Takeaways from the “Local Foods on the Menu in Maine” Session
Both the University of Maine and St. Joseph’s College have made significant progress in sourcing local foods and making it a part of the culture in their dining services operations. St. Joseph’s, as a small private school, has been able to place priority on local, fresh, and healthy foods under Stuart’s leadership, and this has allowed them to reach a percentage of over 40% local foods. Stuart serves just over 1,000 meals per day. The University of Maine is the flagship campus for the University System, and is the only campus with self-operated dining of the 7 campuses. Glenn oversees this operation, serving over 8,000 meals each day. Glenn Taylor has developed a significant partnership with Lakeside Family Farm, which has increased their local foods purchasing in recent years, and he continues to make progress every year.
Additional Key Highlights:
University of Maine
- UMaine buys over $600,000 per year from Maine businesses, including beef, pork, milk, cheese, Maine seafood, apples, beets, blueberries, carrots, kale, tomatoes, and squash.
- Fun Fact - 11,000 Maine beef hamburger patties were purchased in one month for all dining facilities.
- Through the Lakeside Farms partnership, Glenn now has a consistent supply of a few crops. This allowed him to build these crops into his inventory system, allowing individual dining hall managers to see these local items listed in their recipes and lists for ordering – allowing it to be more institutionalized from week to week.
- Contracts and RFPs are providing an opportunity for UMaine to include language about local foods in order to have stronger partnerships with their vendors.
St. Joseph’s College
- The college was previously an account with Bon Appetit, but Stuart helped the College make the move towards becoming a self-operated dining facility.
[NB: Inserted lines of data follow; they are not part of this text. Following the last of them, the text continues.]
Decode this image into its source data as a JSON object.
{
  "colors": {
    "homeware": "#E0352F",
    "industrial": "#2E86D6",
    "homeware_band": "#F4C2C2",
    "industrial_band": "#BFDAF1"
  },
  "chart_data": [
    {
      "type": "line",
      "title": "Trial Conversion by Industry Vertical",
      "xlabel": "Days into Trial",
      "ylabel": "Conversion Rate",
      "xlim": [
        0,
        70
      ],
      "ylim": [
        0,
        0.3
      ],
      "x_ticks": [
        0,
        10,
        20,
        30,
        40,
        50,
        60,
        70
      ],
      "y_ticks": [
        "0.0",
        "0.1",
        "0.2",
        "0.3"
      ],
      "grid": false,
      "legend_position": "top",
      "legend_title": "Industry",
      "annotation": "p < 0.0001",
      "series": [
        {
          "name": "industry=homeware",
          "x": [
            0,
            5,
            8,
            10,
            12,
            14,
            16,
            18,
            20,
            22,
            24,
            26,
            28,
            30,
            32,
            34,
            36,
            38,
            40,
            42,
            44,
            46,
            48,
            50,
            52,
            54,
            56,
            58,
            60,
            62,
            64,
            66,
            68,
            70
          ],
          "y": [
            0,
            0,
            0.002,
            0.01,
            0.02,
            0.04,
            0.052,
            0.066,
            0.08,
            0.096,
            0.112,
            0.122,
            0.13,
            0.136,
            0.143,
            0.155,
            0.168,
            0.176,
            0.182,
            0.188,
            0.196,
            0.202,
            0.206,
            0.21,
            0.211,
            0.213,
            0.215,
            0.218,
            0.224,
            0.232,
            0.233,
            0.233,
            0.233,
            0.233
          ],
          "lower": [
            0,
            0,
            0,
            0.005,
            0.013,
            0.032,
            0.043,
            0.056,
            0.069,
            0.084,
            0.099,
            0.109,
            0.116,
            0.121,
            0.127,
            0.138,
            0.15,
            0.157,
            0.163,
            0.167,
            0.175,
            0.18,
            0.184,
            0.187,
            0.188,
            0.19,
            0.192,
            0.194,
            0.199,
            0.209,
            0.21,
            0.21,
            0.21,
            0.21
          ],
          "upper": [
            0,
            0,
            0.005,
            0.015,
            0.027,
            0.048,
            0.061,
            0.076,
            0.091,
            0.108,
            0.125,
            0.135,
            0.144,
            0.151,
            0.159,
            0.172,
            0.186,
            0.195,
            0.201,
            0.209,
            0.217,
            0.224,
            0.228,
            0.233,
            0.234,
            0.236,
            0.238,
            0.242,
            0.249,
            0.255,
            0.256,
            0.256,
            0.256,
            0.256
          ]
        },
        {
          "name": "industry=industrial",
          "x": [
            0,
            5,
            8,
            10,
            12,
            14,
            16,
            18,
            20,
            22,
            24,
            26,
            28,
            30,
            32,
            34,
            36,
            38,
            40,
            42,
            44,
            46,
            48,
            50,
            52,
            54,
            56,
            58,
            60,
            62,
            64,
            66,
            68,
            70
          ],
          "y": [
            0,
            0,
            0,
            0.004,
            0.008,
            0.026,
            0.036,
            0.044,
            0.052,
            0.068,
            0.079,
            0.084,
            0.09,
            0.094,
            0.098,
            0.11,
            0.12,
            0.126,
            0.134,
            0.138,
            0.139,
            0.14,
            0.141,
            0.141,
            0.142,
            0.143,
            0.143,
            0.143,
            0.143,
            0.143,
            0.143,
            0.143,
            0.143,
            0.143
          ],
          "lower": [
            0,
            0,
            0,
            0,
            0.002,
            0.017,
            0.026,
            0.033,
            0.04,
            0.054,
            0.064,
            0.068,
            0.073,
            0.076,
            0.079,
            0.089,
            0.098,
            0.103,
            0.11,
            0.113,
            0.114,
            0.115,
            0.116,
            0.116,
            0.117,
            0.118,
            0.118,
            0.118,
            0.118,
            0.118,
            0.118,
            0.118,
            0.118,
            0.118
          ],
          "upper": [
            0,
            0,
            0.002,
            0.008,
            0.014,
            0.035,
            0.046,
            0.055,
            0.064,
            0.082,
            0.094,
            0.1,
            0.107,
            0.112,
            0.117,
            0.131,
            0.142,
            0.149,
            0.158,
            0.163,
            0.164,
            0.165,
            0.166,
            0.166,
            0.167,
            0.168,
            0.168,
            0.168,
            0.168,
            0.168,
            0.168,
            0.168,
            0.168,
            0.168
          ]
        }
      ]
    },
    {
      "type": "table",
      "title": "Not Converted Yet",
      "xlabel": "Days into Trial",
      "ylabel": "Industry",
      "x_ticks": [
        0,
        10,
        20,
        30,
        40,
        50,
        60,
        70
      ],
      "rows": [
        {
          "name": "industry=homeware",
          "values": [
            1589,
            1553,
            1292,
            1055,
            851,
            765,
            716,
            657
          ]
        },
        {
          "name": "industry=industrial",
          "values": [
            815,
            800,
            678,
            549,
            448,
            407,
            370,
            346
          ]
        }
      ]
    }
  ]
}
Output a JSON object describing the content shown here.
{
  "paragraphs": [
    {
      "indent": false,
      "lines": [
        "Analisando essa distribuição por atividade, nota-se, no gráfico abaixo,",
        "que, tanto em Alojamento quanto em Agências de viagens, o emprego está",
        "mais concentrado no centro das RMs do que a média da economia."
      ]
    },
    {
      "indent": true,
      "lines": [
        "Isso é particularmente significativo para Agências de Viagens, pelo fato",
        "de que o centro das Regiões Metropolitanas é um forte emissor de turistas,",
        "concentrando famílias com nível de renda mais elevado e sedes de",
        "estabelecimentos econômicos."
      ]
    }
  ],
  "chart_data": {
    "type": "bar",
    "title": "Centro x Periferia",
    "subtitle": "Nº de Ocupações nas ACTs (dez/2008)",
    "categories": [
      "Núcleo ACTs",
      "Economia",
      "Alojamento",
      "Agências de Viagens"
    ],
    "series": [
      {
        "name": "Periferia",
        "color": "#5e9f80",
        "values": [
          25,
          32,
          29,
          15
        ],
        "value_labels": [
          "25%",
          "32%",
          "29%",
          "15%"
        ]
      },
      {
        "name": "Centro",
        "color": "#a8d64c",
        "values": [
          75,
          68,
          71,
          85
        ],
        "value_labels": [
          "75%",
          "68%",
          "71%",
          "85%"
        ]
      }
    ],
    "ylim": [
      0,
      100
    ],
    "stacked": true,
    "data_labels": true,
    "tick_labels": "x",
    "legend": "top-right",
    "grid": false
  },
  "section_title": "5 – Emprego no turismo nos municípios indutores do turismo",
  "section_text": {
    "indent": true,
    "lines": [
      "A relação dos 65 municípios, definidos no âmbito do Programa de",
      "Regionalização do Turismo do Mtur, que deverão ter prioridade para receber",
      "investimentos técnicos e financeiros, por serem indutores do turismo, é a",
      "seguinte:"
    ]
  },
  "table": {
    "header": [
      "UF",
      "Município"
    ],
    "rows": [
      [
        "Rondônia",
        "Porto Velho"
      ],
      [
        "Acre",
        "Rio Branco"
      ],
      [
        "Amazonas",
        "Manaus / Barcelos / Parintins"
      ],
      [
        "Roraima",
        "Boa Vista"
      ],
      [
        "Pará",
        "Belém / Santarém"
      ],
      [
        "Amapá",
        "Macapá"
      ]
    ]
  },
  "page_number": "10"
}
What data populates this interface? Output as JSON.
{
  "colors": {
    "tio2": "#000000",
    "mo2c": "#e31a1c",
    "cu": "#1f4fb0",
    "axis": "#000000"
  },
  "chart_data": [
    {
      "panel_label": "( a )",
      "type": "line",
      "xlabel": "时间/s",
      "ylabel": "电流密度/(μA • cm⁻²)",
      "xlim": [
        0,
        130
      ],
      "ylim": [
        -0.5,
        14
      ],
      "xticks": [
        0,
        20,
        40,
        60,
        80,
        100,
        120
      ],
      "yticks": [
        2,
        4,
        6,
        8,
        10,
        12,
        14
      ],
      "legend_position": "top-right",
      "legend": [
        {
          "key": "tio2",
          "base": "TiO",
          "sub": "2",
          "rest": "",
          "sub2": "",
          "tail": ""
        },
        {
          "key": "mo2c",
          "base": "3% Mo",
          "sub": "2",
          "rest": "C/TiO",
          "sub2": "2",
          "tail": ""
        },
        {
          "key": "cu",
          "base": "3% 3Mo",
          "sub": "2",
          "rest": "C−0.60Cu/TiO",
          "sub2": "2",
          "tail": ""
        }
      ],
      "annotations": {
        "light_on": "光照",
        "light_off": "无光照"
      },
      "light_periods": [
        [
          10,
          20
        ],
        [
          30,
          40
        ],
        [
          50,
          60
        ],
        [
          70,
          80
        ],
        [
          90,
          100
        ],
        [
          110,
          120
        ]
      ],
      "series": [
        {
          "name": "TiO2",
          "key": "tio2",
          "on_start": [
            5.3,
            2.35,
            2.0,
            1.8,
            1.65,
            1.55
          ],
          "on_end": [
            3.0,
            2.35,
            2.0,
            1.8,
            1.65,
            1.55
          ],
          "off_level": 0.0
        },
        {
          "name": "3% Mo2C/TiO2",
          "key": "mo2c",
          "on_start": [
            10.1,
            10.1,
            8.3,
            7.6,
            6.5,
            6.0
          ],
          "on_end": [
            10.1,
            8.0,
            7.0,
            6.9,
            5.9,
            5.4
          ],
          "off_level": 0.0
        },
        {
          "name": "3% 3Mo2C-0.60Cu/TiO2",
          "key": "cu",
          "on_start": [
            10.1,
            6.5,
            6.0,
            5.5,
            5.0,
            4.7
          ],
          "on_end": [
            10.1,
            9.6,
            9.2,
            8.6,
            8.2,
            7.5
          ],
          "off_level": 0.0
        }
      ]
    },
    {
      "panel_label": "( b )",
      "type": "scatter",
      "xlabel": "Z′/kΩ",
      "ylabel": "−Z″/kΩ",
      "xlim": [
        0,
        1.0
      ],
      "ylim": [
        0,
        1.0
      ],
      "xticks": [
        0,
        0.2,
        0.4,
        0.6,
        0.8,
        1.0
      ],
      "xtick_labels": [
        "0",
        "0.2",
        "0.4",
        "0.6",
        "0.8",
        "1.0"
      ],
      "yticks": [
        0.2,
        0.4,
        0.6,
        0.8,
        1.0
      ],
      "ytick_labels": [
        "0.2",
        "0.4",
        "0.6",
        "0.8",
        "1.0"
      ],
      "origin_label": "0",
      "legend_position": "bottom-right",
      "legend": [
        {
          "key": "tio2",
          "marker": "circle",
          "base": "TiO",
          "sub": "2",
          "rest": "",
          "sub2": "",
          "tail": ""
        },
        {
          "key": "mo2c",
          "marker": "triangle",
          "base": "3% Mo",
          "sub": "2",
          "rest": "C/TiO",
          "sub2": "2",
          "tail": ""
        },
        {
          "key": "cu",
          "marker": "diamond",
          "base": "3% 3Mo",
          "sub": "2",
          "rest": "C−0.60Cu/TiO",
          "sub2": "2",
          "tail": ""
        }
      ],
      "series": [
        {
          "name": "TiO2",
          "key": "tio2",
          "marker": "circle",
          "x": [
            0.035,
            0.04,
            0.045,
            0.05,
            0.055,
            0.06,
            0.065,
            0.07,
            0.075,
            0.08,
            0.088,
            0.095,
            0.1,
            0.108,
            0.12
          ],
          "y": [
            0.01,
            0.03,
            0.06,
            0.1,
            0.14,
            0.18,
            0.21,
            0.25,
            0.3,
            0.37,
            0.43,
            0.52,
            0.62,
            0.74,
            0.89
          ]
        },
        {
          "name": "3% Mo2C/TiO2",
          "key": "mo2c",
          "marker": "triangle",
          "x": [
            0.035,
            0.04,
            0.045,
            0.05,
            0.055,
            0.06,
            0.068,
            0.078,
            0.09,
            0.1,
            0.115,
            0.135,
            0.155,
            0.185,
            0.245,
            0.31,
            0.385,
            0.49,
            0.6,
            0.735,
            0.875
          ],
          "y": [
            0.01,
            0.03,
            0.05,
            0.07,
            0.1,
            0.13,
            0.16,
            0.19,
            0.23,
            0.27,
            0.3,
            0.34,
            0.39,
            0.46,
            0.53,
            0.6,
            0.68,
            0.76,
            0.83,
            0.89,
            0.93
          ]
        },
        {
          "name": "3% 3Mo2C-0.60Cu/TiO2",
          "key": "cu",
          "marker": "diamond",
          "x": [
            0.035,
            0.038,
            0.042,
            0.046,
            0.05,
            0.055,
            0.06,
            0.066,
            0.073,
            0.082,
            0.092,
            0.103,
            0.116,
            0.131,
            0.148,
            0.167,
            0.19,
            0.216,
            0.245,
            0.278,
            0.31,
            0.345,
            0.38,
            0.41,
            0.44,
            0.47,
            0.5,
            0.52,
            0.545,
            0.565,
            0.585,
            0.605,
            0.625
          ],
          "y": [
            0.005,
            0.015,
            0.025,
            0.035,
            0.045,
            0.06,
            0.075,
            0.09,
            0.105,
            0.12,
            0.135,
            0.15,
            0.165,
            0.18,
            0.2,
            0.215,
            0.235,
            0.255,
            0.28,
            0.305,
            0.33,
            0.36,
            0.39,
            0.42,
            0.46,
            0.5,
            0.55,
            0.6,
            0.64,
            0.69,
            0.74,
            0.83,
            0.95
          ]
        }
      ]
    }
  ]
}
- They have a campus-based farm with a farm manager, which allows them to source many items when in-season.
- Pearson’s Café partners with a variety of local farmers both directly, and indirectly via their distributors.
- Stuart and his team work with local community agencies to package foods that are not used in dining for use in local food pantries.
Session participants also were able to learn more about Farm Fresh Rhode Island and their programs, including Market Mobile, a cooperative delivery system that includes online ordering; Harvest Kitchen which provides culinary and allows for value-added production for farmers; Veggie Box, a subscription service for businesses who want access to local foods; and RI Farm to School efforts.
Both of the sessions offered at NACUFS allowed for important information sharing and discussion about creating a more successful local foods program, the promotion of local foods leaders on campuses in our region, and encouragement for ongoing dialogue. FINE looks forward to ongoing opportunities to connect with NACUFS and other existing networks in our region to support farm to college efforts.